Syngle also said raw material inflation is on an upswing with crude prices going up, but the company needs to see if costs sustain at these higher levels before deciding on any price change.

Still, analysts expect the company’s margin to face pressure amid rising crude and other input costs.
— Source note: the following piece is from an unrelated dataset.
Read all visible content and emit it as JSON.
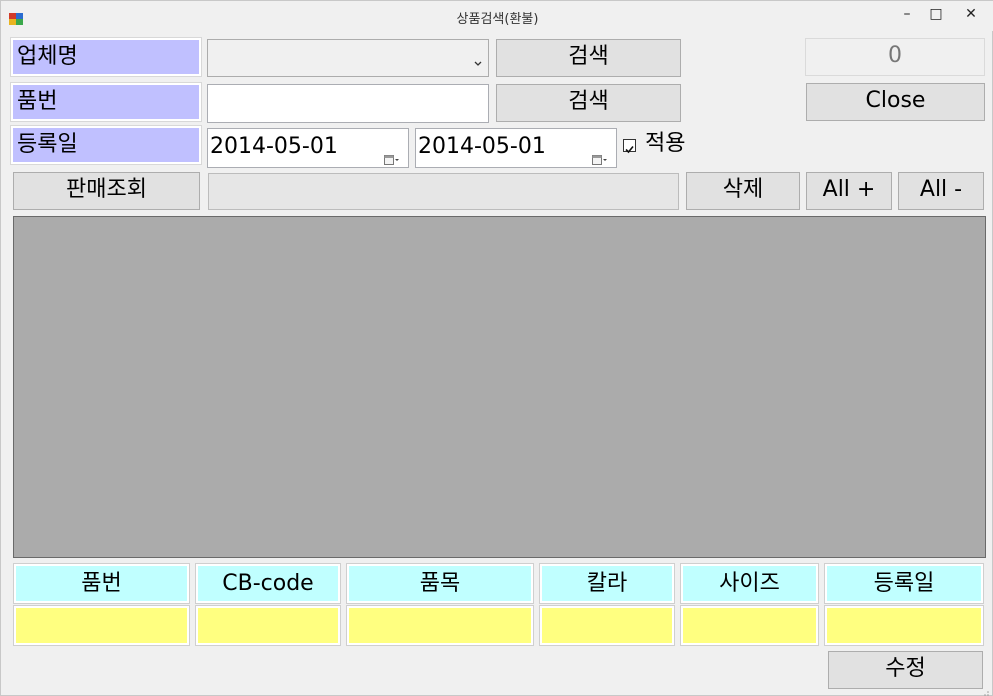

Of the 39 analysts tracking the stock, 16 recommend a ‘buy’, 10 have a ‘hold’ rating and 13 suggest a ‘sell’. The stock is trading 6.2% higher than its 12-month Bloomberg consensus price target of Rs 2,507.

Shares of Asian Paints fell as much as 2.5% to Rs 2,648.

Also Read: Asian Paints Q3 Results: Profit Surges 62%, Decorative Paints Volumes Jump 30%

Here’s what the analysts have to say...

Morgan Stanley

  • Maintains ‘overweight’ rating; raises price target to Rs 3,000 from Rs 2,300.
  • New pandemic-fueled renovation cycle seems to be setting in.
  • Strong trends seen in the international business.
  • Strong management commentary supports overweight rating.
  • Raises FY21, FY22, FY23 EPS estimates by 25%, 28% and 28%, respectively, to account for better revenue growth and margins.

HSBC

  • Maintains ‘buy’ rating; hikes price target to Rs 3,150 apiece from Rs 3,000.
  • Outlook for Q4 appears to be strong helped by metro and tier-1 demand.
  • Execution stands out with volume-led focus and solid demand trends.
  • Current price builds in long-term earnings growth of 15-16%, which is achievable given the structural growth of the category.

Motilal Oswal

  • Maintains ‘neutral’ rating; raises price target to Rs 2,790 apiece from Rs 2,590.
  • Outlook on demand remains healthy, but the extraordinary positive factors of strong festive season, pent-up demand, low input costs may not sustain.
  • Material cost inflation has been sharp since December, meaning the current all-time high gross and Ebitda margin are unlikely to sustain beyond FY21.
  • Raises FY21 and FY22 EPS estimates by 13.7% and 8.1%, respectively, owing to better commentary on top line growth.
  • Remains neutral owing to rich valuations.

Emkay

  • Maintains ‘hold’ rating; hikes price target to Rs 2,700 apiece from Rs 1,920.
  • Domestic decorative volume growth of 33% and positive management commentary indicates strong underlying demand recovery beyond one-off growth drivers.
  • Recent increase in oil prices may cap further gross margin expansion in the near term.
  • Strong earnings momentum likely to sustain due to market share gains from portfolio expansion and focus on cost efficiencies.
  • Raises FY21-23 EPS estimates by 14-16%.
  • Re-rating is justified by improved growth outlook.
  • However, valuations are no longer attractive.

Antique Stock Broking

  • Maintains ‘hold’ rating; raises price target to Rs 2,606 apiece from Rs 2,175.
  • Rise in key raw material prices could put pressure on margins.
  • Pricing action, cost-saving initiatives and rising scale will continue to aid margins.
  • Will continue its strong volume-led growth on superior execution.
  • Factoring in a strong volume growth, raises sales/earnings forecast by 4-6%/9-10% for FY22-23.